The tristate area has seen a scourge of gun violence since the start of the COVID-19 pandemic. From a record-breaking year of homicides in Philadelphia last year, to the murder of two NYPD officers in Harlem last month, to the violence in New Jersey cities like Newark, Paterson and Trenton.
The mayors and state lawmakers met on Tuesday at Paterson City Hall and took aim at the state’s bail reform law.
Passed under the administration of former Gov. Chris Christie, bail reform all but ended cash bail in New Jersey. The idea was that judges should not be able to keep people in jail for minor crimes they couldn’t afford to be bailed out for.
But the mayors and police officials say that bail reform has turned into a loophole that allows violent gun offenders who are arrested too quickly to get out and get back on the street.
“We have to do something about people on the street who are committing crimes – violent crimes – and finding their way back to the street weeks later,” Baraka says.
Last year in Paterson, 195 people were arrested in connection with gun crimes, according to the Passaic County Prosecutor's Office. Seventy-five of those people were released. The mayor of Paterson says that it is unclear if any of those who were released were involved in the shootings that have happened in the city so far in 2022.
“We are looking to reform bail reform. We’re not looking to end it, we’re looking to mend it,” says Paterson Mayor Andre Sayegh.
Sayegh says 219 guns were seized in Paterson last year.
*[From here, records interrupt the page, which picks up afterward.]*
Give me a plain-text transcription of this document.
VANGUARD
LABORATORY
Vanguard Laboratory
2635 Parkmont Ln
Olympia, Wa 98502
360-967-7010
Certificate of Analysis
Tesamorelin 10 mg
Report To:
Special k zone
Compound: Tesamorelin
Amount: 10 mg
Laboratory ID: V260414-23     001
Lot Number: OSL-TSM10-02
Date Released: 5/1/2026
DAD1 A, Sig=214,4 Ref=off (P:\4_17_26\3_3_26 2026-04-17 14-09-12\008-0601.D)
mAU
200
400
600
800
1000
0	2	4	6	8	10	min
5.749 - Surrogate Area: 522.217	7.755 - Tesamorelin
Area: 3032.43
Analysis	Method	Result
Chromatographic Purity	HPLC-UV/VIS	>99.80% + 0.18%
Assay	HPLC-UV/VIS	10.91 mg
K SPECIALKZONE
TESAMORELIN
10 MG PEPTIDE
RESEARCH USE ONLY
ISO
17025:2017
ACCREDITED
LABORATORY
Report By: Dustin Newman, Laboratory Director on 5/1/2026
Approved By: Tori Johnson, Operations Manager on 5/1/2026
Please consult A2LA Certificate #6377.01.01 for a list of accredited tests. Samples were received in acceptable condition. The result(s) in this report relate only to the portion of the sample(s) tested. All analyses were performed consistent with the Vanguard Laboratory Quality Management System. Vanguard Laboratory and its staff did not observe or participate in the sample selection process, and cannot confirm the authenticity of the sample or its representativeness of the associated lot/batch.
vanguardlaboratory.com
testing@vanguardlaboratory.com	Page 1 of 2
The officials say that their solution is to allow prosecutors to ask judges for pretrial detention for anyone arrested with an illegal gun.
“We want a solid law that allows people who do not belong in jail because of financial reasons the opportunity and the pathway to come home,” says Baraka.
Republican state Sen. Jon Bramnick told the Democratic mayors that the GOP supports the bill and he wants the changes to bail reform to be fast-tracked through the State House.